European and Japanese shares slipped again today, continuing a stock market sell-off that saw US shares having their worst week since last September.
The FTSE Eurotop 300 index of pan-European blue chips was 0.74 per cent lower after losing more than eight percent last week. The narrower DJ Euro Stoxx 50 index was down 0.61 per cent.
Some analysts said that the sell-off was nearing an end and that some share prices were had fallen to a fair price.
"We have seen some kind of bottom forming in the market.
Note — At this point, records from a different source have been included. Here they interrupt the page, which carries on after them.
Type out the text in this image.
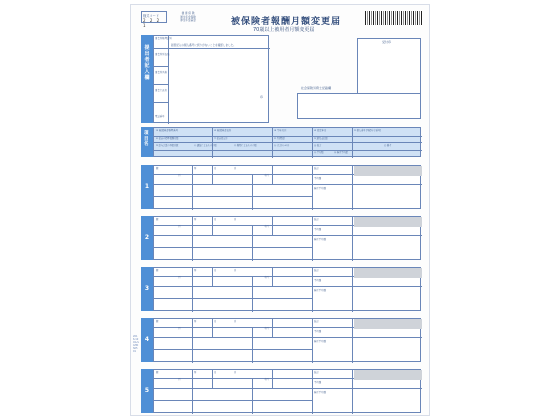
様式コード
2 2 2 1
健 康 保 険
厚生年金保険
厚生年金基金	被保険者報酬月額変更届
70歳以上被用者月額変更届
提出者記入欄
事業所整理記号
事業所所在地
事業所名称
事業主氏名
電話番号
印
届書記入の個人番号に誤りがないことを確認しました。
受付印
社会保険労務士記載欄
項目名
① 被保険者整理番号	② 被保険者氏名	③ 生年月日	④ 改定年月	⑤ 個人番号 [基礎年金番号]
⑥ 従前の標準報酬月額	⑦ 従前改定月	⑧ 昇(降)給	⑨ 遡及支払額
⑩ 給与計算の基礎日数	⑪ 通貨によるものの額	⑫ 現物によるものの額	⑬ 合計(⑪+⑫)	⑭ 総計
⑮ 平均額	⑯ 修正平均額
⑰ 備考
1
健	厚
円	千円
月	日	総計
平均額
修正平均額
2
健	厚
円	千円
月	日	総計
平均額
修正平均額
3
健	厚
円	千円
月	日	総計
平均額
修正平均額
4
健	厚
円	千円
月	日	総計
平均額
修正平均額
5
健	厚
円	千円
月	日	総計
平均額
修正平均額
2016.10 OA-SGHKS0501
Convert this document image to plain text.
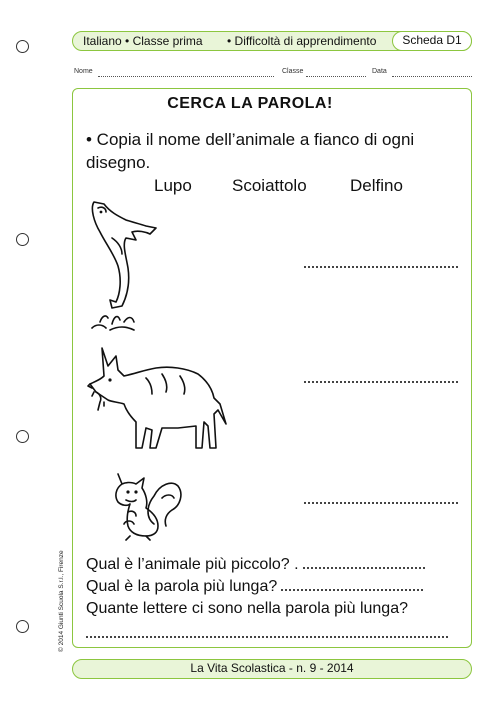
Italiano • Classe prima • Difficoltà di apprendimento	Scheda D1
Nome	Classe	Data
CERCA LA PAROLA!
• Copia il nome dell’animale a fianco di ogni disegno.
Lupo Scoiattolo	Delfino
Qual è l’animale più piccolo? .
Qual è la parola più lunga?
Quante lettere ci sono nella parola più lunga?
© 2014 Giunti Scuola S.r.l., Firenze
La Vita Scolastica - n. 9 - 2014
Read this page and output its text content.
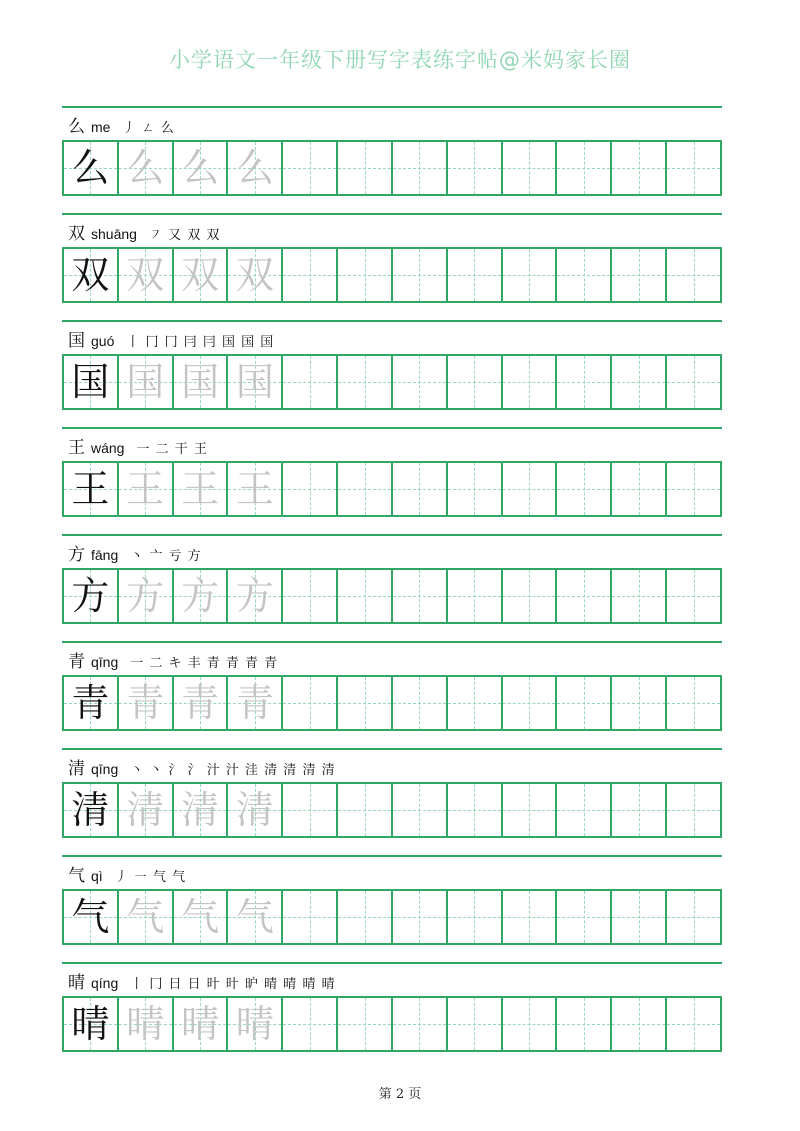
小学语文一年级下册写字表练字帖@米妈家长圈
么 me 丿 ㄥ 么
么 么 么 么
双 shuāng ㇇ 又 双 双
双 双 双 双
国 guó 丨 冂 冂 冃 冃 国 国 国
国 国 国 国
王 wáng 一 二 干 王
王 王 王 王
方 fāng 丶 亠 亏 方
方 方 方 方
青 qīng 一 二 キ 丰 青 青 青 青
青 青 青 青
清 qīng 丶 丶 氵 氵 汁 汁 洼 清 清 清 清
清 清 清 清
气 qì 丿 ㇐ 气 气
气 气 气 气
晴 qíng 丨 冂 日 日 旪 旪 昈 晴 晴 晴 晴
晴 晴 晴 晴
第 2 页
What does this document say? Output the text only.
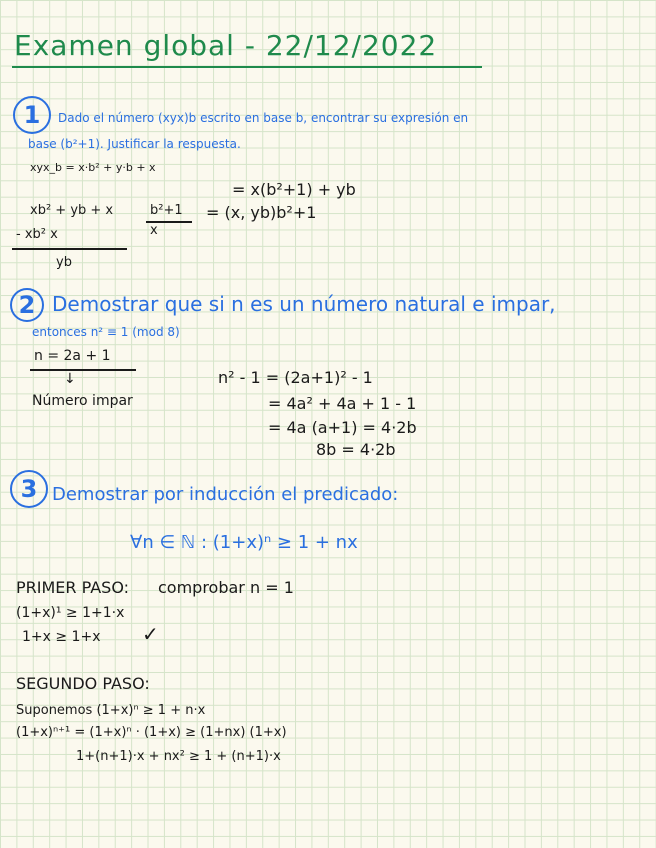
Examen global - 22/12/2022
1	Dado el número (xyx)b escrito en base b, encontrar su expresión en
base (b²+1). Justificar la respuesta.
xyx_b = x·b² + y·b + x
= x(b²+1) + yb
xb² + yb + x	b²+1 = (x, yb)b²+1
- xb² x	x
yb
2 Demostrar que si n es un número natural e impar,
entonces n² ≡ 1 (mod 8)
n = 2a + 1
↓
Número impar
n² - 1 = (2a+1)² - 1
= 4a² + 4a + 1 - 1
= 4a (a+1) = 4·2b
8b = 4·2b
3 Demostrar por inducción el predicado:
∀n ∈ ℕ : (1+x)ⁿ ≥ 1 + nx
PRIMER PASO: comprobar n = 1
(1+x)¹ ≥ 1+1·x
1+x ≥ 1+x ✓
SEGUNDO PASO:
Suponemos (1+x)ⁿ ≥ 1 + n·x
(1+x)ⁿ⁺¹ = (1+x)ⁿ · (1+x) ≥ (1+nx) (1+x)
1+(n+1)·x + nx² ≥ 1 + (n+1)·x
For techs, media and telecoms the worst is behind them and the more traditional sectors are supported by valuation," said Mr Gert de Mesure at Delta Lloyd Securities in Antwerp.
In Japan, Nikkei average lost more than two per cent to end at a three-week low, hit by falls in brokerages and high-tech exporters due to concern over the weakness of US stocks and further strength in the yen.
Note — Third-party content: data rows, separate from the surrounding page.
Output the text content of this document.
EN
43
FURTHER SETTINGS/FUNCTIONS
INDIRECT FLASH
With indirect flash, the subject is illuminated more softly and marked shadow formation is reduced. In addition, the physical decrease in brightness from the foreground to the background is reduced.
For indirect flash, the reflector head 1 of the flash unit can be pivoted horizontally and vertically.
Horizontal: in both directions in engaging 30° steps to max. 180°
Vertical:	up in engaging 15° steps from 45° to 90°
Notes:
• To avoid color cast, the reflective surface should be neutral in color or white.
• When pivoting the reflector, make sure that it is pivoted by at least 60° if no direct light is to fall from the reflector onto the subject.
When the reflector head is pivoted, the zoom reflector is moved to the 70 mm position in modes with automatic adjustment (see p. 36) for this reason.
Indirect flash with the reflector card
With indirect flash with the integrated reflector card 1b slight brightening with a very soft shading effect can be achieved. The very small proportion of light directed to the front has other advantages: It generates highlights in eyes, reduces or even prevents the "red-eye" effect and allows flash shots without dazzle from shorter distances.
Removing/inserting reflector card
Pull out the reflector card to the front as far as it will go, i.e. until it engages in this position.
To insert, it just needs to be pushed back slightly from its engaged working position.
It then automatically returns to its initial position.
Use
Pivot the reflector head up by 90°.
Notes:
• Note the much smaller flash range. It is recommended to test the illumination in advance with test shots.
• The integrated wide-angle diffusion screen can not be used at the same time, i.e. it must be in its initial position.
The Nikkei has lost about six per cent since briefly clearing 11,000 on July 8th for the first time in a month.
The euro also rallied by half a per cent, rising to within half a cent of the elusive parity level with the dollar not seen since February 2000. This morning the dollar was trading at around 116.22 yen and $0.9958.
Sliding US shares - brought on by concerns about corporate accounting, poor earnings and waning consumer confidence - have thrown up questions about the strength of the US economic recovery.
A dominant influence this week is expected to be testimony tomorrow by Fed chairman Mr Alan Greenspan before the US Senate Banking Committee, his first public comments in six weeks.